Celsius, Voyager, Three Arrows Capital e BlockFi são apenas alguns dos exemplos onde a centralização impediu que o mercado soubesse o que se passava por trás dos panos. Como resultado, essas empresas abusaram da falta de transparência para utilizar, de forma indevida, o dinheiro de seus clientes. Esse é um mal inerente à centralização, seja ela no mercado financeiro tradicional ou no mercado cripto.
Rich Teo, cofundador da Paxos, disse recentemente durante uma conferência realizada no Twitter que a segregação de patrimônio deve ser “fortemente aplicada” pelos reguladores. Isso inclui não só a criação de uma regra para separar os fundos da exchange e de seus clientes, mas também realizar processos que garantam que isso está sendo feito.
Aqui no Mercado Bitcoin, nós também somos defensores ferrenhos da regulamentação de entidades centralizadas. O objetivo é proteger os investidores deste mercado de esquemas que coloquem em risco seus ativos, como o que foi executado pela FTX.
Embora eu concorde com a regulamentação de entidades centralizadas, cuja necessidade foi evidenciada pelo tempo, não acredito que o mesmo tratamento deva ser dado às finanças descentralizadas (DeFi). Enquanto a FTX paralisava saques de clientes, blockchains públicas, como Bitcoin e Ethereum, continuaram funcionando normalmente.
A transparência em DeFi
Celsius e BlockFi são duas empresas que forneciam empréstimos de ativos digitais. Era possível fornecer seus ativos nessas plataformas e receber renda fixa sobre os valores alocados. Oasis e Aave são outras duas plataformas que oferecem exatamente os mesmos serviços.
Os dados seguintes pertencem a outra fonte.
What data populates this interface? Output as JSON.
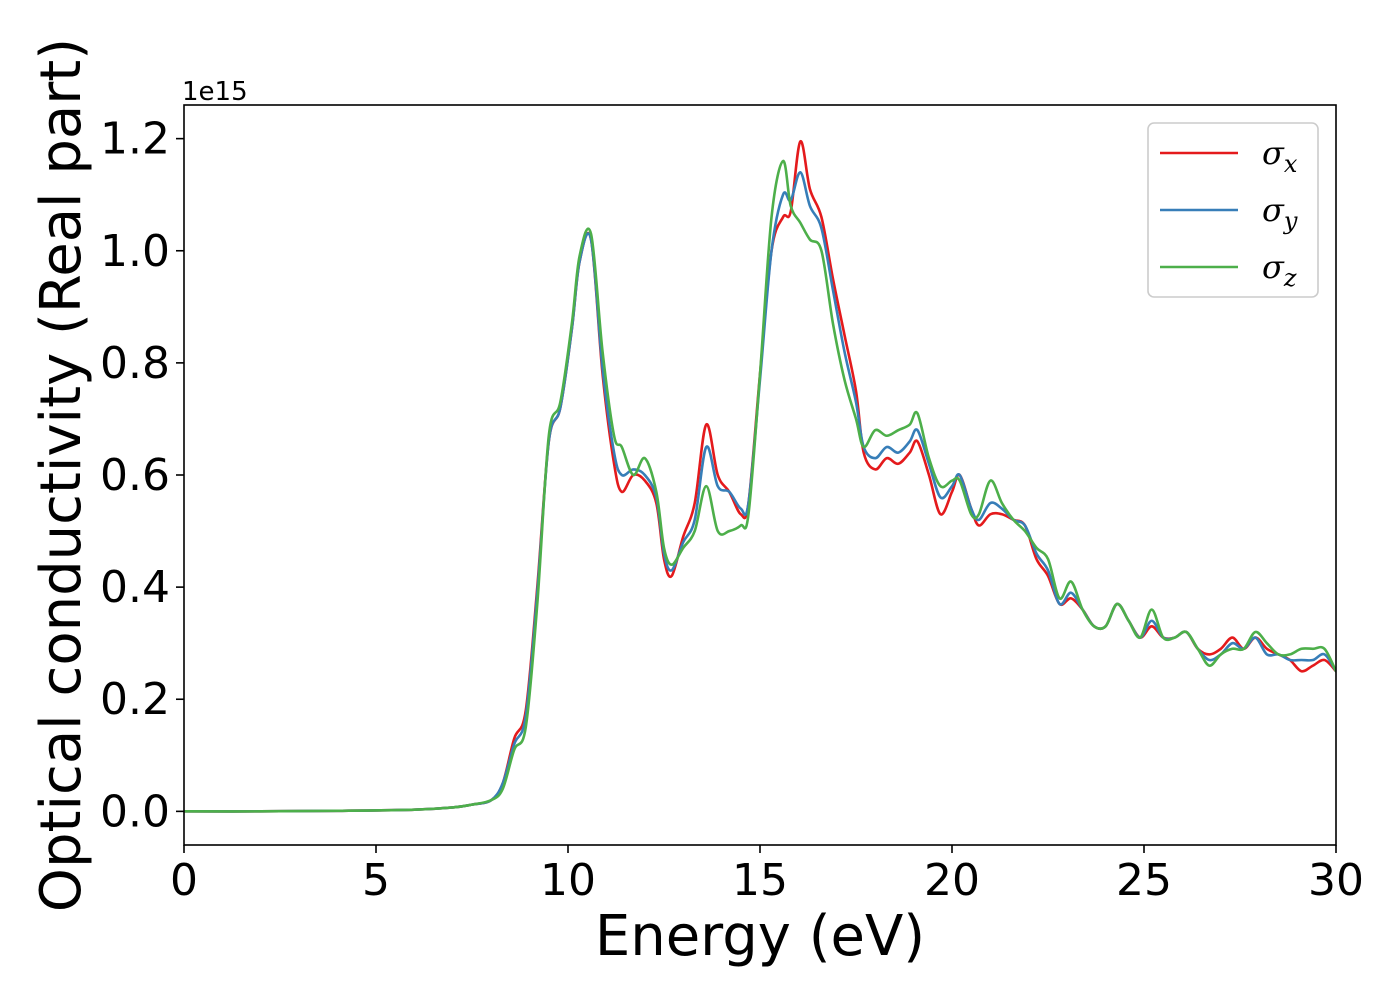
{
  "chart_data": {
    "type": "line",
    "xlabel": "Energy (eV)",
    "ylabel": "Optical conductivity (Real part)",
    "y_offset_label": "1e15",
    "y_scale_multiplier": 1000000000000000.0,
    "xlim": [
      0,
      30
    ],
    "ylim": [
      -0.06,
      1.26
    ],
    "x_ticks": [
      0,
      5,
      10,
      15,
      20,
      25,
      30
    ],
    "x_tick_labels": [
      "0",
      "5",
      "10",
      "15",
      "20",
      "25",
      "30"
    ],
    "y_ticks": [
      0.0,
      0.2,
      0.4,
      0.6,
      0.8,
      1.0,
      1.2
    ],
    "y_tick_labels": [
      "0.0",
      "0.2",
      "0.4",
      "0.6",
      "0.8",
      "1.0",
      "1.2"
    ],
    "grid": false,
    "legend_position": "top-right",
    "series": [
      {
        "name": "σx",
        "legend_symbol": "σ",
        "legend_subscript": "x",
        "color": "#e41a1c",
        "x": [
          0,
          2,
          4,
          6,
          7,
          7.5,
          8,
          8.3,
          8.6,
          8.9,
          9.2,
          9.5,
          9.8,
          10.1,
          10.3,
          10.6,
          10.9,
          11.2,
          11.4,
          11.7,
          12.0,
          12.3,
          12.5,
          12.7,
          13.0,
          13.3,
          13.6,
          13.9,
          14.2,
          14.5,
          14.7,
          15.0,
          15.3,
          15.6,
          15.8,
          16.05,
          16.3,
          16.6,
          16.9,
          17.2,
          17.5,
          17.7,
          18.0,
          18.3,
          18.6,
          18.9,
          19.1,
          19.4,
          19.7,
          20.0,
          20.2,
          20.5,
          20.7,
          21.0,
          21.3,
          21.6,
          21.9,
          22.2,
          22.5,
          22.8,
          23.1,
          23.4,
          23.7,
          24.0,
          24.3,
          24.6,
          24.9,
          25.2,
          25.5,
          25.8,
          26.1,
          26.4,
          26.7,
          27.0,
          27.3,
          27.6,
          27.9,
          28.2,
          28.5,
          28.8,
          29.1,
          29.4,
          29.7,
          30
        ],
        "values": [
          0.0,
          0.0,
          0.001,
          0.003,
          0.007,
          0.012,
          0.02,
          0.05,
          0.13,
          0.18,
          0.4,
          0.66,
          0.72,
          0.86,
          0.98,
          1.02,
          0.78,
          0.62,
          0.57,
          0.6,
          0.59,
          0.55,
          0.45,
          0.42,
          0.49,
          0.55,
          0.69,
          0.6,
          0.57,
          0.53,
          0.55,
          0.78,
          1.0,
          1.06,
          1.07,
          1.195,
          1.11,
          1.06,
          0.95,
          0.85,
          0.75,
          0.64,
          0.61,
          0.63,
          0.62,
          0.64,
          0.66,
          0.6,
          0.53,
          0.57,
          0.6,
          0.54,
          0.51,
          0.53,
          0.53,
          0.52,
          0.51,
          0.45,
          0.42,
          0.37,
          0.38,
          0.36,
          0.33,
          0.33,
          0.37,
          0.34,
          0.31,
          0.33,
          0.31,
          0.31,
          0.32,
          0.29,
          0.28,
          0.29,
          0.31,
          0.29,
          0.31,
          0.29,
          0.28,
          0.27,
          0.25,
          0.26,
          0.27,
          0.25
        ]
      },
      {
        "name": "σy",
        "legend_symbol": "σ",
        "legend_subscript": "y",
        "color": "#377eb8",
        "x": [
          0,
          2,
          4,
          6,
          7,
          7.5,
          8,
          8.3,
          8.6,
          8.9,
          9.2,
          9.5,
          9.8,
          10.1,
          10.3,
          10.6,
          10.9,
          11.2,
          11.4,
          11.7,
          12.0,
          12.3,
          12.5,
          12.7,
          13.0,
          13.3,
          13.6,
          13.9,
          14.2,
          14.5,
          14.7,
          15.0,
          15.3,
          15.6,
          15.8,
          16.05,
          16.3,
          16.6,
          16.9,
          17.2,
          17.5,
          17.7,
          18.0,
          18.3,
          18.6,
          18.9,
          19.1,
          19.4,
          19.7,
          20.0,
          20.2,
          20.5,
          20.7,
          21.0,
          21.3,
          21.6,
          21.9,
          22.2,
          22.5,
          22.8,
          23.1,
          23.4,
          23.7,
          24.0,
          24.3,
          24.6,
          24.9,
          25.2,
          25.5,
          25.8,
          26.1,
          26.4,
          26.7,
          27.0,
          27.3,
          27.6,
          27.9,
          28.2,
          28.5,
          28.8,
          29.1,
          29.4,
          29.7,
          30
        ],
        "values": [
          0.0,
          0.0,
          0.001,
          0.003,
          0.007,
          0.012,
          0.02,
          0.05,
          0.12,
          0.17,
          0.39,
          0.66,
          0.72,
          0.86,
          0.98,
          1.02,
          0.79,
          0.64,
          0.6,
          0.61,
          0.6,
          0.56,
          0.46,
          0.43,
          0.48,
          0.52,
          0.65,
          0.58,
          0.57,
          0.54,
          0.55,
          0.77,
          1.0,
          1.1,
          1.09,
          1.14,
          1.08,
          1.04,
          0.93,
          0.82,
          0.73,
          0.65,
          0.63,
          0.65,
          0.64,
          0.66,
          0.68,
          0.62,
          0.56,
          0.58,
          0.6,
          0.54,
          0.52,
          0.55,
          0.54,
          0.52,
          0.51,
          0.46,
          0.43,
          0.37,
          0.39,
          0.36,
          0.33,
          0.33,
          0.37,
          0.34,
          0.31,
          0.34,
          0.31,
          0.31,
          0.32,
          0.29,
          0.27,
          0.28,
          0.3,
          0.29,
          0.31,
          0.28,
          0.28,
          0.27,
          0.27,
          0.27,
          0.28,
          0.25
        ]
      },
      {
        "name": "σz",
        "legend_symbol": "σ",
        "legend_subscript": "z",
        "color": "#4daf4a",
        "x": [
          0,
          2,
          4,
          6,
          7,
          7.5,
          8,
          8.3,
          8.6,
          8.9,
          9.2,
          9.5,
          9.8,
          10.1,
          10.3,
          10.6,
          10.9,
          11.2,
          11.4,
          11.7,
          12.0,
          12.3,
          12.5,
          12.7,
          13.0,
          13.3,
          13.6,
          13.9,
          14.2,
          14.5,
          14.7,
          15.0,
          15.3,
          15.6,
          15.8,
          16.05,
          16.3,
          16.6,
          16.9,
          17.2,
          17.5,
          17.7,
          18.0,
          18.3,
          18.6,
          18.9,
          19.1,
          19.4,
          19.7,
          20.0,
          20.2,
          20.5,
          20.7,
          21.0,
          21.3,
          21.6,
          21.9,
          22.2,
          22.5,
          22.8,
          23.1,
          23.4,
          23.7,
          24.0,
          24.3,
          24.6,
          24.9,
          25.2,
          25.5,
          25.8,
          26.1,
          26.4,
          26.7,
          27.0,
          27.3,
          27.6,
          27.9,
          28.2,
          28.5,
          28.8,
          29.1,
          29.4,
          29.7,
          30
        ],
        "values": [
          0.0,
          0.0,
          0.001,
          0.003,
          0.007,
          0.012,
          0.02,
          0.04,
          0.11,
          0.15,
          0.37,
          0.67,
          0.73,
          0.87,
          0.99,
          1.03,
          0.82,
          0.67,
          0.65,
          0.6,
          0.63,
          0.57,
          0.47,
          0.44,
          0.47,
          0.5,
          0.58,
          0.5,
          0.5,
          0.51,
          0.53,
          0.78,
          1.06,
          1.16,
          1.08,
          1.05,
          1.02,
          1.0,
          0.87,
          0.77,
          0.7,
          0.65,
          0.68,
          0.67,
          0.68,
          0.69,
          0.71,
          0.63,
          0.58,
          0.59,
          0.59,
          0.53,
          0.53,
          0.59,
          0.55,
          0.52,
          0.5,
          0.47,
          0.45,
          0.38,
          0.41,
          0.36,
          0.33,
          0.33,
          0.37,
          0.34,
          0.31,
          0.36,
          0.31,
          0.31,
          0.32,
          0.29,
          0.26,
          0.28,
          0.29,
          0.29,
          0.32,
          0.3,
          0.28,
          0.28,
          0.29,
          0.29,
          0.29,
          0.25
        ]
      }
    ]
  }
}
A diferença entre essas quatro empresas é apenas uma palavra, o que já é suficiente para colocá-las a galáxias de distância: descentralização. Aave e Oasis possuem sistemas claros para tomar empréstimos e fornecer ativos como colaterais. Seus contratos inteligentes são públicos, permitindo que qualquer pessoa consiga verificar se algo de errado ocorre dentro dessas aplicações de DeFi.
Enquanto Celsius e BlockFi quebraram e seus clientes só ficaram sabendo quando era tarde demais, Aave e Oasis funcionam como foram programadas. O pânico toma conta do mercado cripto, que se pergunta quais são as próximas empresas que podem ser tragadas para a lama junto com a FTX. Mas essas preocupações não tocam as aplicações verdadeiramente descentralizadas. Os contratos inteligentes não mentem.
Falando de plataformas que podem ser afetadas pelo colapso da FTX, outras grandes exchanges do mercado já começaram a mostrar problemas para processar saques. O mesmo problema persiste: a falta de transparência. Por que tanto problema para permitir que usuários retirem seus valores? Não sabemos. Temos que confiar na resposta que nos é dada.
Ao mesmo tempo, exchanges descentralizadas como Uniswap e Curve continuam processando saques normalmente. A tecnologia parece não ter se importado com o rumo da FTX, tampouco parece se importar com quais empresas afundarão a seguir. Seus contratos inteligentes seguem funcionando como previsto, e seus fundos continuam auditáveis, bastando acessar um site e conferir os endereços de seus contratos.
Não parece cabível que, na régua do regulador, esses dois mundos tenham o mesmo tratamento. Um esconde, enquanto o outro revela tudo que é possível revelar. Um monta esquemas com dinheiro dos clientes, enquanto o outro respeita o que foi depositado pelos usuários. Um cria barreiras entre pessoas e seu dinheiro, enquanto o outro garante a liberdade de movimentação dos fundos a qualquer momento.
Reforço que sou totalmente favorável à regulamentação do mercado de criptomoedas, mas tão somente do que é centralizado.